Sangeeta Pati MD FA COG
Abstract
Restoration of low thyroid, insulin and cortisol is the medical standard. It seems logical to also replace low estrogen, progesterone and testosterone. However the evidence leaves clinicians at a loss for clear direction, because of conflicting results from studies using varying types of hormones, routes and ages. This paper analyzes the data and puts forth an argument as to why physiologic hormone ratios are safe to women and can be achieved by the use of bio-identical hormones, transdermal estrogen and a start in early menopause before disease sets in.
Introduction: Why restore Hormone Balance
Hormone receptors for estrogen, progesterone and testosterone are present on the cells of the heart, blood vessels, bone, nerves, muscles, skin and most cells in the body. So, when these hormones become imbalanced, women acquired an increased risk of heart attacks, strokes, cognitive decline, osteoporosis and breast cancer. A comprehensive analysis of data shows that a restoration of normal physiologic ratios of hormones is beneficial in alleviating symptoms and, more importantly, degenerative disease. But, what type is protective? What route is protective and to which women?
Normal Protective Hormone Ratios
There are three predominant estrogens in non-pregnant, premenopausal women. These are estrone (E1), estradiol (E2) and estriol (E3) at a ratio of E1 10-20%, E2 10-20% and E3 60-80% (see Table 1). This ratio is protective, since the bulk of estrogen is in the form of the weakest estrogen, E3, which is also the most clot and breast protective. E2 is the strongest estrogen and E1 is the storage form of estrogen, which also has the ability to stimulate breast proliferation and clots. E1 can be metabolized to methylated products which are excreted safely by the liver, however if the liver systems are overwhelmed or methyl group are deficient, E1 is converted to quinines (i.e. 4-OH or 16-OH) which are mutagenic and carcinogenic.

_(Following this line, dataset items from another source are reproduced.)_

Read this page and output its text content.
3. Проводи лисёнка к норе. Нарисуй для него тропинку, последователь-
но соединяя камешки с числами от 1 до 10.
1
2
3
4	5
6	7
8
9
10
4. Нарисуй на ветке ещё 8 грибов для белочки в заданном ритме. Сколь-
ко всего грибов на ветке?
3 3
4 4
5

Hormone ratios in the peri-menopause and menopause
Hormone decline starts around age 30 when progesterone levels start to wane. This can produce a myriad of symptoms which are often not recognized as progesterone deficiency, including anxiety, insomnia, panic attacks, heavier bleeding, cysts (ovarian and breast), PMS, weight gain, fibroids and bone loss. This period is characterized by an overabundance of estrogen. As menopause approaches, the ovarian production of estrogens declines; however due to the continued production of E1 by the adrenals and fat tissue, 60-80% of estrogen is E1 with E2 and E3 each reduced to 10-20%. It is precisely the overabundance of E1 and the lack of E3 and progesterone that predisposes menopausal women to breast cancer, stroke and heart attack.